One Brookline social worker said she stopped accepting United Behavioral Health insurance because its payment rates were so low that her take-home pay came to well under $35 an hour.

“Rates have remained flat. My cost of living has gone up significantly,” said the social worker, who asked that her name not be used. “It’s embarrassing how poorly we get paid.”

But it’s far worse than that. I hear stories every week about people looking for a new psychiatrist in their community. They’ll call every psychiatrist listed on their insurance company’s directory, and count themselves lucky if they get a single call back within a week. The earliest appointment available? It can vary from 1 to 5 months out. You claim people don’t wait for healthcare in the U.S.? Millions waiting for mental health care will tell you differently.

One of the biggest problems is that apparently we’re not willing to pay mental health professionals what they’re worth. Pay and reimbursement rates for outpatient services has stagnated and barely budged in the past decade for most therapists, psychologists, and, to a lesser extent, psychiatrists.

Meanwhile, physician pay in general healthcare continues to increase year after year.
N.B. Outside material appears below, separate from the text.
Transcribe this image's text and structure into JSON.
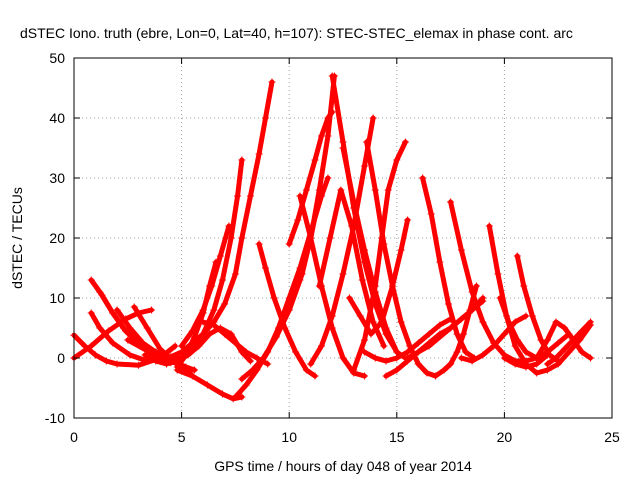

In 2010, a general surgeon earned a median salary of $343,958, according to the Bureau of Labor Statistics. In 2015, that rose to $395,456, a 15 percent increase. Compare that to clinical psychologists, who earned an average of $66,810 in 2010. In 2015, that rose to $70,580 — a meager 4.6 percent increase (which barely keeps pace with the annual inflation rate of 1-2 percent).

In many health plans, rates have actually been cut, driving professionals to stop accepting health insurance from some of the biggest providers. As a career, entering into the mental health field makes less and less sense as a way to make a living that will grow along with your experience.

Diane Huggins entered adulthood just as people with mental illness were gaining new freedoms over their lives. But that shift left her and many others to fend largely for themselves in a disjointed mental health care system.Credit: Suzanne Kreiter/Globe Staff

 

Solutions for Mental Health Care in America

There are no easy answers to the growing problem of people’s increasing lack of access to mental health care. Things are actually going to get far worse before they get better, since nothing is even in the pipeline for discussion. The latest U.S. Congressional bill to help address the mental health needs of the nation is stagnating in a Senate committee (and didn’t really increase funding for mental health care at the levels needed to make any kind of meaningful difference).

Many states in the country are facing significant problems of opioid overdose among their citizens, resulting in 78 Americans dying every day due to overdoses. Despite this public health crisis, Congress could only muster a bill that encourages people to get treatment but doesn’t actually increase any funding or resources to help combat the crisis. This is what passes for “action” in Washington, D.C.

In short, if you’re an American and don’t want to (or can’t afford to) pay cash to your professional, you’re getting some of the worst care in developed countries for any kind of mental health problem. And that’s unlikely to change anytime soon.

 

Read the Boston Globe article: Spotlight: The Broken Covenant

 

Editor’s Note

While I admire and respect the Boston Globe’s venerable Spotlight team for this series of articles highlighting the poor mental health care in Massachusetts, I’m also completely put off by their focus on violence in people with mental illness. Time and time again, they illustrate their argument for needing more mental health care resources in the state by sharing stories of violence. I guess they only motivating factor that might move the needle in the public’s mind is fear. This, despite the overwhelming evidence demonstrating people with mental illness are far more likely to be victims of violence than its perpetrator. It’s a disappointing slant that only goes to reinforce the mistaken prejudice that people with mental illness are prone to violence, allowing people to feel free to discriminate against them.

Footnotes:

  1. The Affordable Care Act was modeled on legislation passed in Massachusetts mandating every citizen carry health insurance.